Vulnerability Discussion
Without generating audit records that are specific to the security and mission needs of the organization, it would be difficult to establish, correlate, and investigate the events relating to an incident or identify those responsible for one.
Audit records can be generated from various components within the information system (e.g., module or policy filter). The "chage" command is used to change or view user password expiry information.
When a user logs on, the AUID is set to the UID of the account that is being authenticated.
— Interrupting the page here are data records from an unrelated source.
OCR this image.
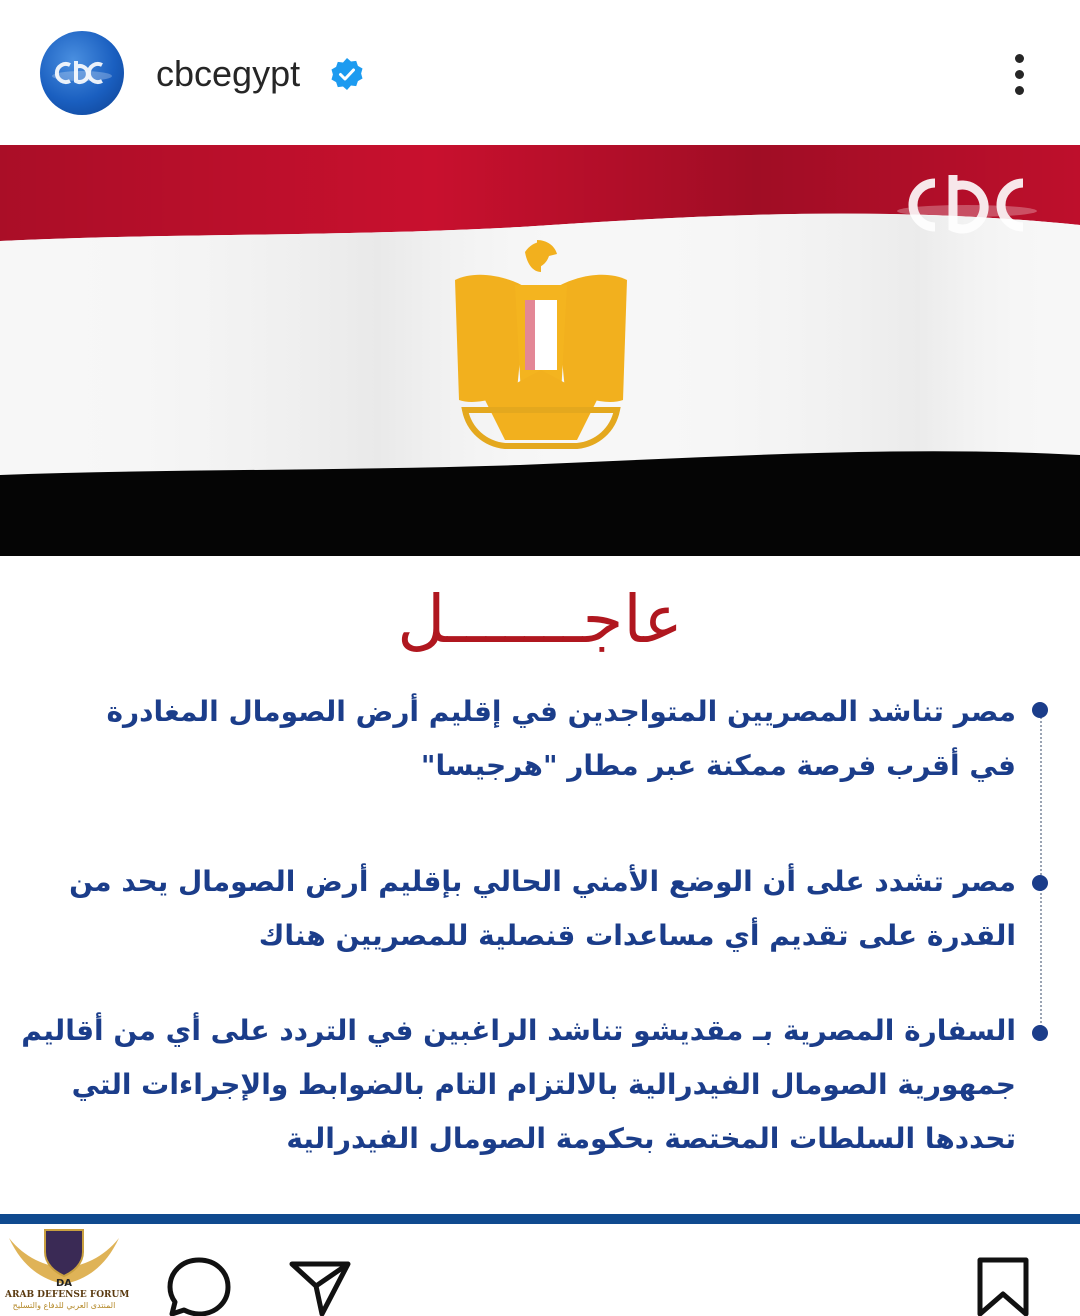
cbcegypt
عاجـــــــل
مصر تناشد المصريين المتواجدين في إقليم أرض الصومال المغادرة
في أقرب فرصة ممكنة عبر مطار "هرجيسا"
مصر تشدد على أن الوضع الأمني الحالي بإقليم أرض الصومال يحد من
القدرة على تقديم أي مساعدات قنصلية للمصريين هناك
السفارة المصرية بـ مقديشو تناشد الراغبين في التردد على أي من أقاليم
جمهورية الصومال الفيدرالية بالالتزام التام بالضوابط والإجراءات التي
تحددها السلطات المختصة بحكومة الصومال الفيدرالية
DA
ARAB DEFENSE FORUM
المنتدى العربي للدفاع والتسليح
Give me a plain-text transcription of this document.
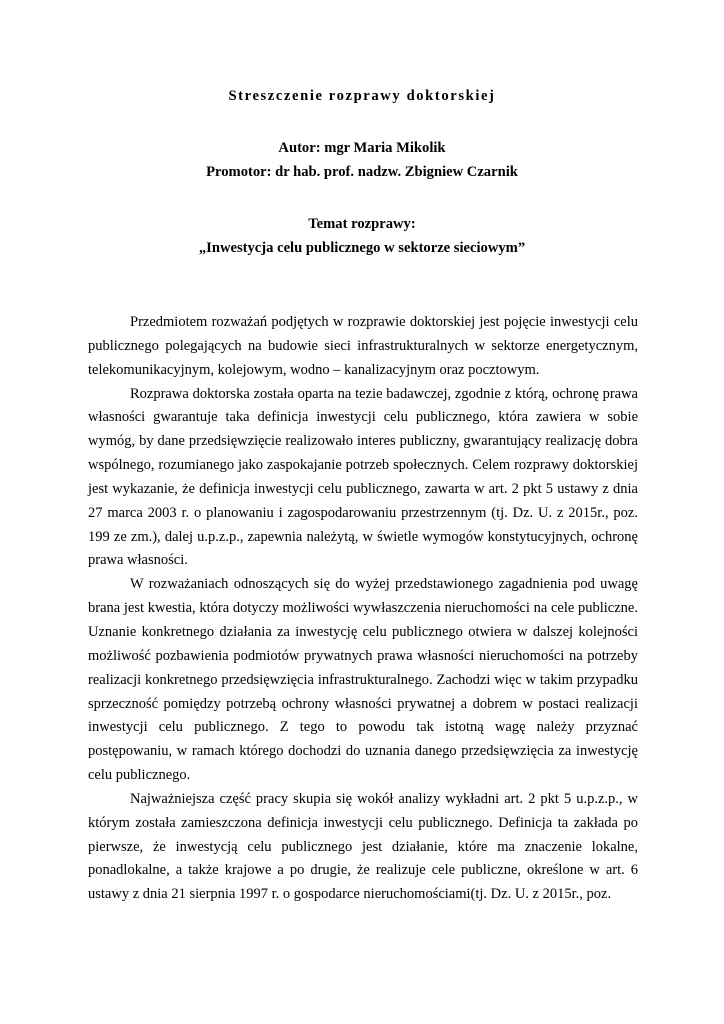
Streszczenie rozprawy doktorskiej
Autor: mgr Maria Mikolik
Promotor: dr hab. prof. nadzw. Zbigniew Czarnik
Temat rozprawy:
„Inwestycja celu publicznego w sektorze sieciowym”

Przedmiotem rozważań podjętych w rozprawie doktorskiej jest pojęcie inwestycji celu publicznego polegających na budowie sieci infrastrukturalnych w sektorze energetycznym, telekomunikacyjnym, kolejowym, wodno – kanalizacyjnym oraz pocztowym.

Rozprawa doktorska została oparta na tezie badawczej, zgodnie z którą, ochronę prawa własności gwarantuje taka definicja inwestycji celu publicznego, która zawiera w sobie wymóg, by dane przedsięwzięcie realizowało interes publiczny, gwarantujący realizację dobra wspólnego, rozumianego jako zaspokajanie potrzeb społecznych. Celem rozprawy doktorskiej jest wykazanie, że definicja inwestycji celu publicznego, zawarta w art. 2 pkt 5 ustawy z dnia 27 marca 2003 r. o planowaniu i zagospodarowaniu przestrzennym (tj. Dz. U. z 2015r., poz. 199 ze zm.), dalej u.p.z.p., zapewnia należytą, w świetle wymogów konstytucyjnych, ochronę prawa własności.

W rozważaniach odnoszących się do wyżej przedstawionego zagadnienia pod uwagę brana jest kwestia, która dotyczy możliwości wywłaszczenia nieruchomości na cele publiczne. Uznanie konkretnego działania za inwestycję celu publicznego otwiera w dalszej kolejności możliwość pozbawienia podmiotów prywatnych prawa własności nieruchomości na potrzeby realizacji konkretnego przedsięwzięcia infrastrukturalnego. Zachodzi więc w takim przypadku sprzeczność pomiędzy potrzebą ochrony własności prywatnej a dobrem w postaci realizacji inwestycji celu publicznego. Z tego to powodu tak istotną wagę należy przyznać postępowaniu, w ramach którego dochodzi do uznania danego przedsięwzięcia za inwestycję celu publicznego.

Najważniejsza część pracy skupia się wokół analizy wykładni art. 2 pkt 5 u.p.z.p., w którym została zamieszczona definicja inwestycji celu publicznego. Definicja ta zakłada po pierwsze, że inwestycją celu publicznego jest działanie, które ma znaczenie lokalne, ponadlokalne, a także krajowe a po drugie, że realizuje cele publiczne, określone w art. 6 ustawy z dnia 21 sierpnia 1997 r. o gospodarce nieruchomościami(tj. Dz. U. z 2015r., poz.
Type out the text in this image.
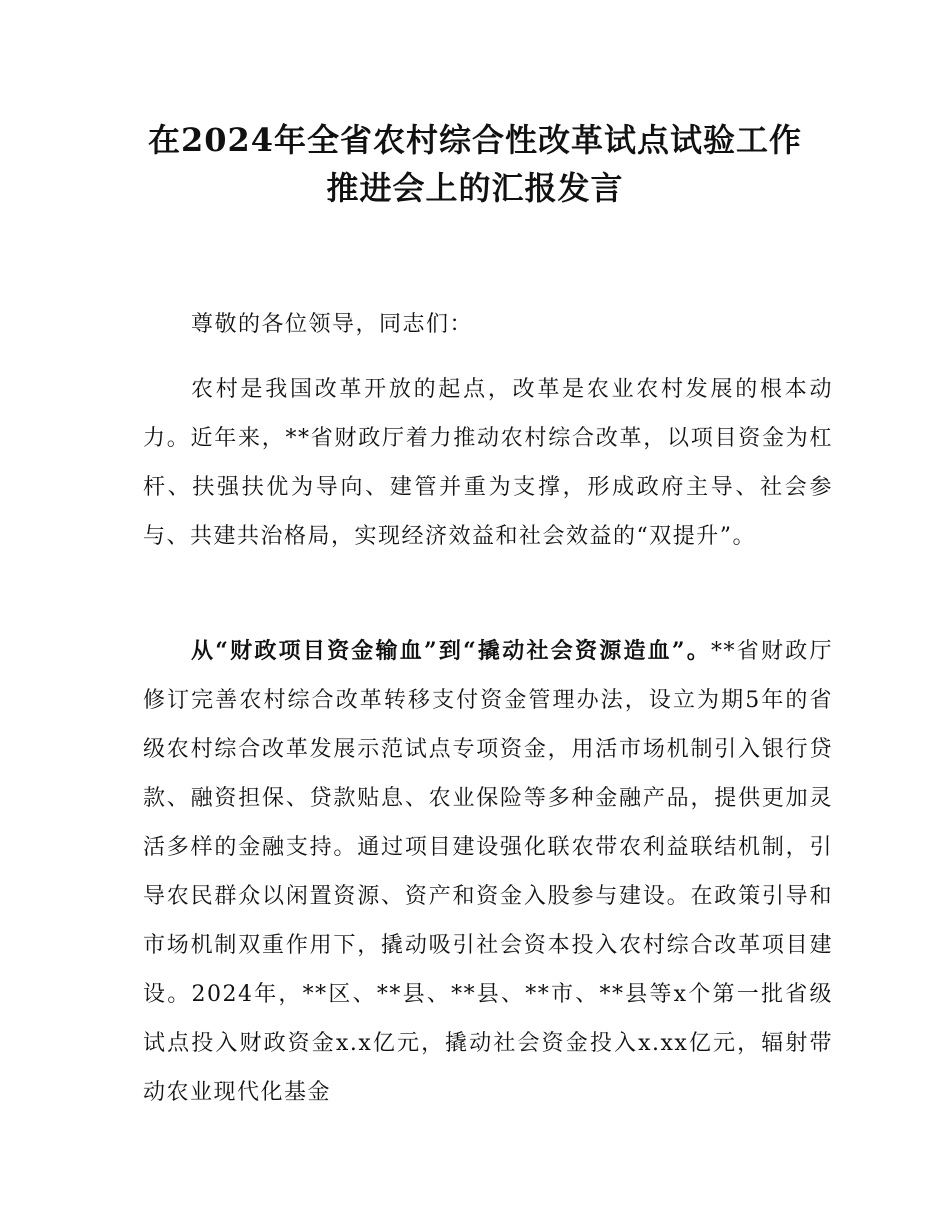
在2024年全省农村综合性改革试点试验工作
推进会上的汇报发言

尊敬的各位领导，同志们：

农村是我国改革开放的起点，改革是农业农村发展的根本动力。近年来，**省财政厅着力推动农村综合改革，以项目资金为杠杆、扶强扶优为导向、建管并重为支撑，形成政府主导、社会参与、共建共治格局，实现经济效益和社会效益的“双提升”。

从“财政项目资金输血”到“撬动社会资源造血”。**省财政厅修订完善农村综合改革转移支付资金管理办法，设立为期5年的省级农村综合改革发展示范试点专项资金，用活市场机制引入银行贷款、融资担保、贷款贴息、农业保险等多种金融产品，提供更加灵活多样的金融支持。通过项目建设强化联农带农利益联结机制，引导农民群众以闲置资源、资产和资金入股参与建设。在政策引导和市场机制双重作用下，撬动吸引社会资本投入农村综合改革项目建设。2024年，**区、**县、**县、**市、**县等x个第一批省级试点投入财政资金x.x亿元，撬动社会资金投入x.xx亿元，辐射带动农业现代化基金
Daemons are not user sessions and have the loginuid set to "-1". The AUID representation is an unsigned 32-bit integer, which equals "4294967295". The audit system interprets "-1", "4294967295", and "unset" in the same way.
Satisfies: SRG-OS-000062-GPOS-00031, SRG-OS-000037-GPOS-00015, SRG-OS-000042-GPOS-00020, SRG-OS-000062-GPOS-00031, SRG-OS-000392-GPOS-00172, SRG-OS-000462-GPOS-00206, SRG-OS-000468-GPOS-00212, SRG-OS-000471-GPOS-00215
Check
Verify that an audit event is generated for any successful/unsuccessful use of the "chage" command by performing the following command to check the file system rules in "/etc/audit/audit.rules":
$ sudo grep -w chage /etc/audit/audit.rules
-a always,exit -F path=/usr/bin/chage -F perm=x -F auid>=1000 -F auid!=unset -k privileged-chage
If the command does not return a line, or the line is commented out, this is a finding.
Fix
Configure the audit system to generate an audit event for any successful/unsuccessful uses of the "chage" command by adding or updating the following rule in the "/etc/audit/rules.d/audit.rules" file:
-a always,exit -F path=/usr/bin/chage -F perm=x -F auid>=1000 -F auid!=unset -k privileged-chage
The audit daemon must be restarted for the changes to take effect.